日中両国の入国管理局も、二つのパスポートで日中往来を行っている輩がいることは把握しているし、日本の場合は二重国籍自体違法ながらも「人道的措置」の一環として黙認している状態である。(以前日本の入国管理局から唐突に子供が日本に入国する際はどちらのパスポートを使用されてますか、と聞かれたことに驚き、詳細を聞くと上述のような内容の回答を頂いた。)
ただ、中国の場合上述のような厳しい処罰が行われることが予想される。ドヤ顔で子供が二重国籍を有していると自慢する日本人を見て、子供達がこのまま何もしないで成人間近になり、国籍を選択する段階になった際、受けるであろう処罰について考えると可哀想で仕方がない。まあ、何事もなければよいのだが。
我が娘の国籍はどうなってる?
私の娘は、2020年コロナ禍の真っ最中の4月に上海の同仁医院で産声をあげた。所謂「上海生まれ」である(上海人は認めないだろうが)。同病院が発行する「出生証明書」を持って、上海総領事館に届出を行った。その二週間後程に妻の実家がある江西省の「郷」(鎮と同等か若干下の行政単位)で「戸籍登録」を行った。(名前は日本の名前のままw)
その後、日本の戸籍に娘の名前が入ってすぐに総領事館で日本国旅券の申請を行い、日本国籍を得た。一方で、中国側での国籍登録は行わなかった。理由は言わずもがな、二重国籍となるからだ。
※ちなみに戸籍謄本の娘の国籍欄には「(留保)」と記載されている。これは、今後国籍の選択の余地が残されていることを示している。
彼女が成人するまでに、国籍を日本籍から中国籍に変えたい場合、手続きを踏めば問題なく変更は可能。また、名前も中国式の名前に変えることも1回は許されるし、日本の名前のままでもいいそうだ。
=======<<2021年7月12日追加分>>========================
日本で生まれ育ったのに中国籍扱いとなり、中国ビザが発給されない?
このLiang@上海さんからのリプを見て衝撃を受けました。え?どういうことなんだと。そっからまた色々調べてみました。
在中国日本大使館のページにはこう書かれていました。
(注)中国の国籍法は、父母の双方又は一方が中国の公民で、本人が中国で生まれた場合は、中国の国籍を有することとなり、かつ、二重国籍を認めていませんが、北京市出身の親をもつ二重国籍の子どもに対して、日本国パスポートに「出境カード」や「通行証」が交付される場合もあるようです。しかし、北京市以外の多くの都市出身の親をもつ子供は、中国国籍法からみると中国国籍だけを有することとなり、中国国籍法が二重国籍を認めていないため、日本国パスポートで出国することができないこととなり、中国パスポートを取得し日本へのビザを申請する方法となります。これらを理解していただいた上で、日本国パスポートを申請することはできます。

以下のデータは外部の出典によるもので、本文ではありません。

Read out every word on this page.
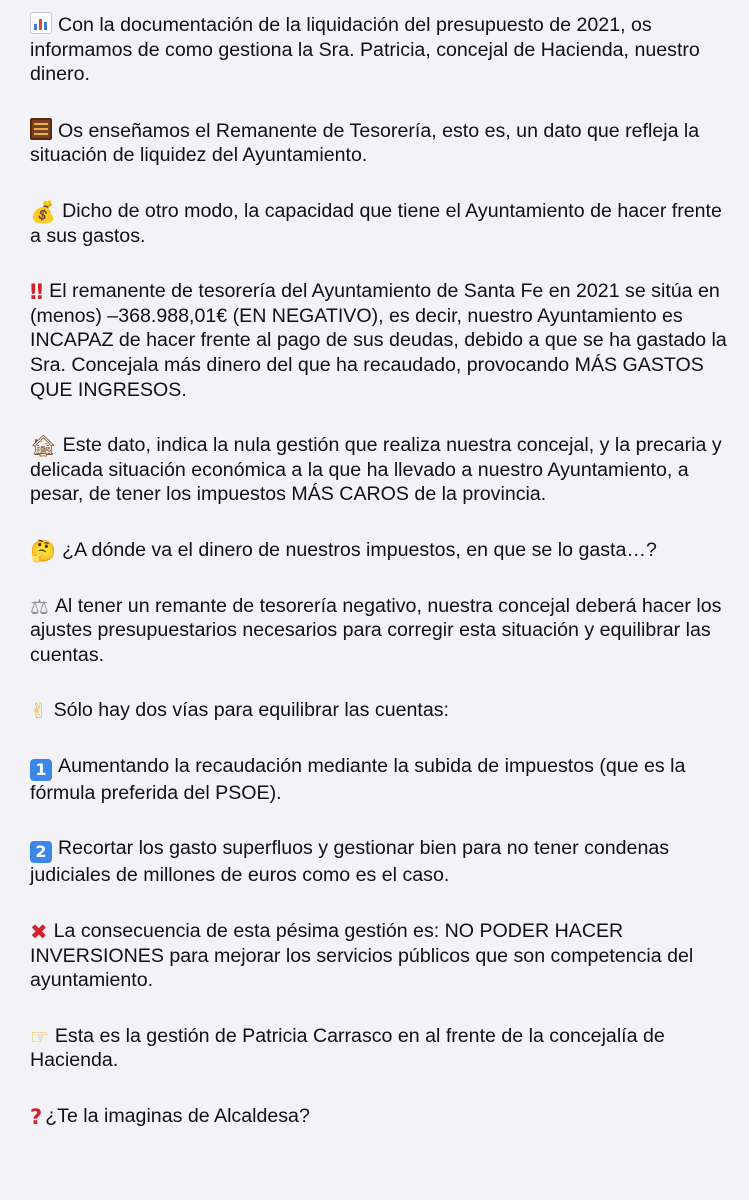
Con la documentación de la liquidación del presupuesto de 2021, os informamos de como gestiona la Sra. Patricia, concejal de Hacienda, nuestro dinero.

Os enseñamos el Remanente de Tesorería, esto es, un dato que refleja la situación de liquidez del Ayuntamiento.

💰 Dicho de otro modo, la capacidad que tiene el Ayuntamiento de hacer frente a sus gastos.

‼ El remanente de tesorería del Ayuntamiento de Santa Fe en 2021 se sitúa en (menos) –368.988,01€ (EN NEGATIVO), es decir, nuestro Ayuntamiento es INCAPAZ de hacer frente al pago de sus deudas, debido a que se ha gastado la Sra. Concejala más dinero del que ha recaudado, provocando MÁS GASTOS QUE INGRESOS.

🏚 Este dato, indica la nula gestión que realiza nuestra concejal, y la precaria y delicada situación económica a la que ha llevado a nuestro Ayuntamiento, a pesar, de tener los impuestos MÁS CAROS de la provincia.

🤔 ¿A dónde va el dinero de nuestros impuestos, en que se lo gasta…?

⚖ Al tener un remante de tesorería negativo, nuestra concejal deberá hacer los ajustes presupuestarios necesarios para corregir esta situación y equilibrar las cuentas.

✌ Sólo hay dos vías para equilibrar las cuentas:

1 Aumentando la recaudación mediante la subida de impuestos (que es la fórmula preferida del PSOE).

2 Recortar los gasto superfluos y gestionar bien para no tener condenas judiciales de millones de euros como es el caso.

✖ La consecuencia de esta pésima gestión es: NO PODER HACER INVERSIONES para mejorar los servicios públicos que son competencia del ayuntamiento.

☞ Esta es la gestión de Patricia Carrasco en al frente de la concejalía de Hacienda.

? ¿Te la imaginas de Alcaldesa?
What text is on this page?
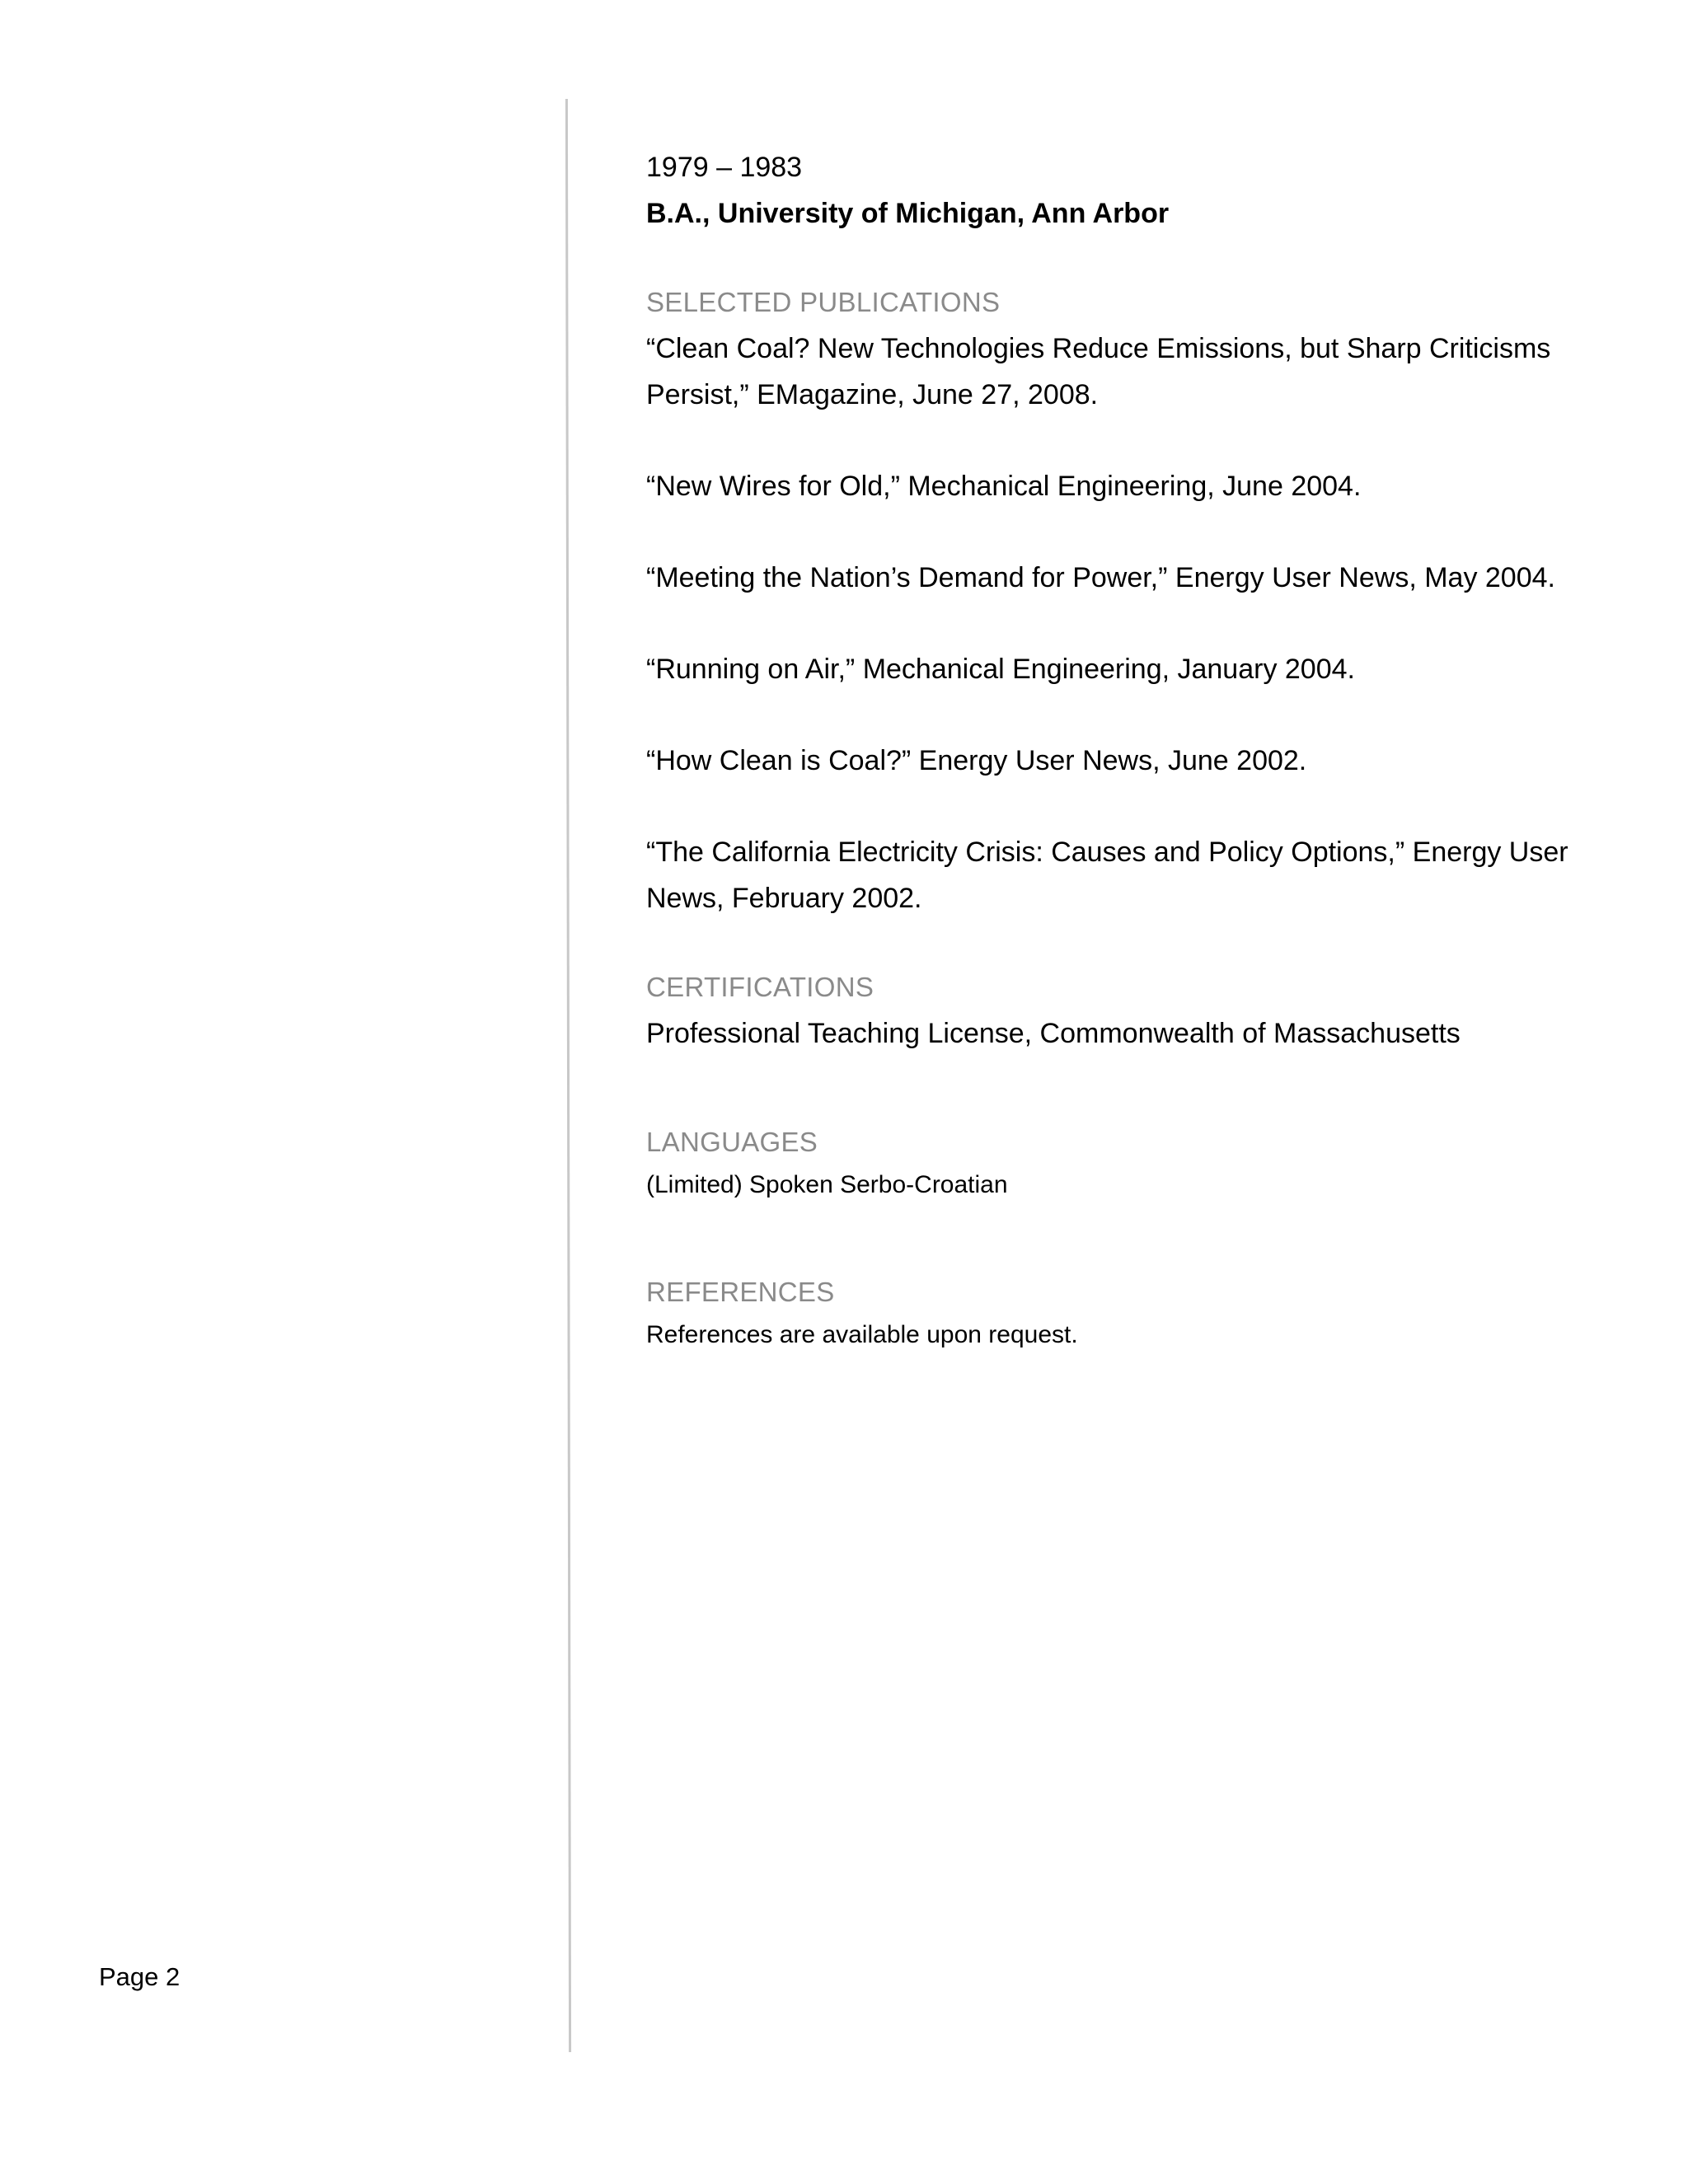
1979 – 1983

B.A., University of Michigan, Ann Arbor

SELECTED PUBLICATIONS

“Clean Coal? New Technologies Reduce Emissions, but Sharp Criticisms Persist,” EMagazine, June 27, 2008.

“New Wires for Old,” Mechanical Engineering, June 2004.

“Meeting the Nation’s Demand for Power,” Energy User News, May 2004.

“Running on Air,” Mechanical Engineering, January 2004.

“How Clean is Coal?” Energy User News, June 2002.

“The California Electricity Crisis: Causes and Policy Options,” Energy User News, February 2002.

CERTIFICATIONS

Professional Teaching License, Commonwealth of Massachusetts

LANGUAGES

(Limited) Spoken Serbo-Croatian

REFERENCES

References are available upon request.

Page 2
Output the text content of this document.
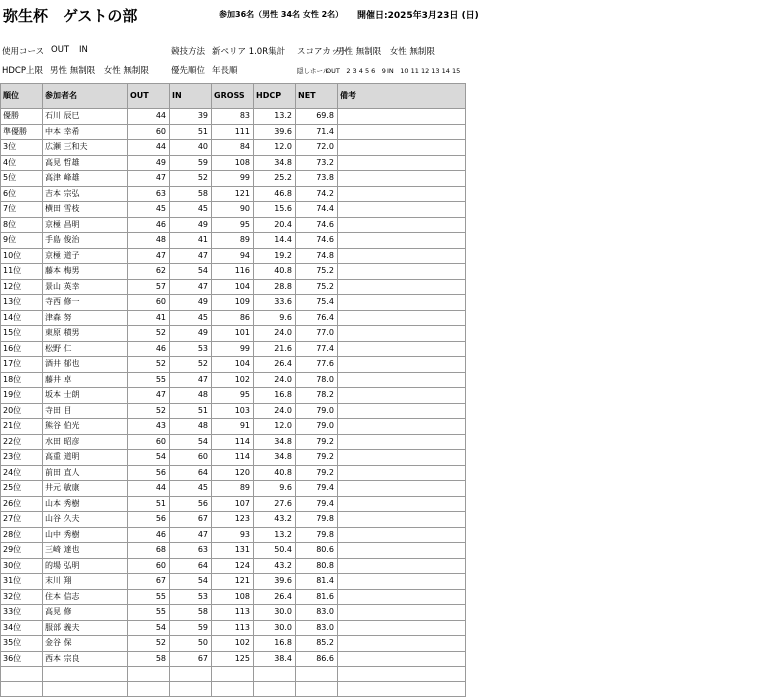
弥生杯　ゲストの部	参加36名（男性 34名 女性 2名） 開催日:2025年3月23日 (日)
使用コース OUT IN	競技方法 新ペリア 1.0R集計 スコアカット
男性 無制限　女性 無制限
HDCP上限 男性 無制限　女性 無制限	優先順位 年長順	隠しホール
OUT　2 3 4 5 6　9 IN　10 11 12 13 14 15
順位	参加者名	OUT	IN	GROSS	HDCP	NET	備考
優勝	石川 辰巳	44	39	83	13.2	69.8	
準優勝	中本 幸希	60	51	111	39.6	71.4	
3位	広瀬 三和夫	44	40	84	12.0	72.0	
4位	高見 哲雄	49	59	108	34.8	73.2	
5位	高津 峰雄	47	52	99	25.2	73.8	
6位	吉本 宗弘	63	58	121	46.8	74.2	
7位	横田 雪枝	45	45	90	15.6	74.4	
8位	京極 昌明	46	49	95	20.4	74.6	
9位	手島 俊治	48	41	89	14.4	74.6	
10位	京極 道子	47	47	94	19.2	74.8	
11位	藤本 梅男	62	54	116	40.8	75.2	
12位	景山 英幸	57	47	104	28.8	75.2	
13位	寺西 修一	60	49	109	33.6	75.4	
14位	津森 努	41	45	86	9.6	76.4	
15位	東原 積男	52	49	101	24.0	77.0	
16位	松野 仁	46	53	99	21.6	77.4	
17位	酒井 郁也	52	52	104	26.4	77.6	
18位	藤井 卓	55	47	102	24.0	78.0	
19位	坂本 士朗	47	48	95	16.8	78.2	
20位	寺田 目	52	51	103	24.0	79.0	
21位	熊谷 伯光	43	48	91	12.0	79.0	
22位	水田 昭彦	60	54	114	34.8	79.2	
23位	高重 道明	54	60	114	34.8	79.2	
24位	前田 直人	56	64	120	40.8	79.2	
25位	井元 敏康	44	45	89	9.6	79.4	
26位	山本 秀樹	51	56	107	27.6	79.4	
27位	山谷 久夫	56	67	123	43.2	79.8	
28位	山中 秀樹	46	47	93	13.2	79.8	
29位	三崎 達也	68	63	131	50.4	80.6	
30位	的場 弘明	60	64	124	43.2	80.8	
31位	末川 翔	67	54	121	39.6	81.4	
32位	住本 信志	55	53	108	26.4	81.6	
33位	高見 修	55	58	113	30.0	83.0	
34位	服部 義夫	54	59	113	30.0	83.0	
35位	金谷 保	52	50	102	16.8	85.2	
36位	西本 宗良	58	67	125	38.4	86.6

な、なんと、中国で生まれただけで中国籍を有することになる??パスポートを持ってもないのに??
更に、こんな情報も発見した。
中国の国籍法 第三条と五条をご覧ください。二重国籍を認めていない けど、親が中国人なら海外で生まれても中国国籍はあるよ、中国人側が海外の永住権を持っていない場合、自動的にその夫婦の子供にはどこで産まれても中国の国籍がある ということだそう。
★中国では、国籍がある ≠ 戸籍(户口)がある ←これが日本人の私たちにはわかりにくい★
➡戸籍がないので中国パスポートは取れない、中国の国籍がある(中国から見れば中国人なため)ので、中国渡航するための中国の滞在ビザがもらえない(日本のパスポートに中国滞在のためのビザは貼ってもらえない、申請できない)→旅行証があれば中国入国、中国人なので滞在が可能
これは複雑過ぎやしないか…海外で生まれても中国籍を有すと見做されるとは…Liang@上海さんのケースはまさにこれではないか。ただ、私の息子は普通に帯同ビザは取れた。今は昔と比べ厳しくチェックするようになっているのか?
こちらの内容も分かりやすくまとめられています。ご参考まで。
重国籍問題、想像以上に相当難しくややこしい話だった。今後も情報を収集して娘の将来にとってベストな選択が出来るようにしたいと思う。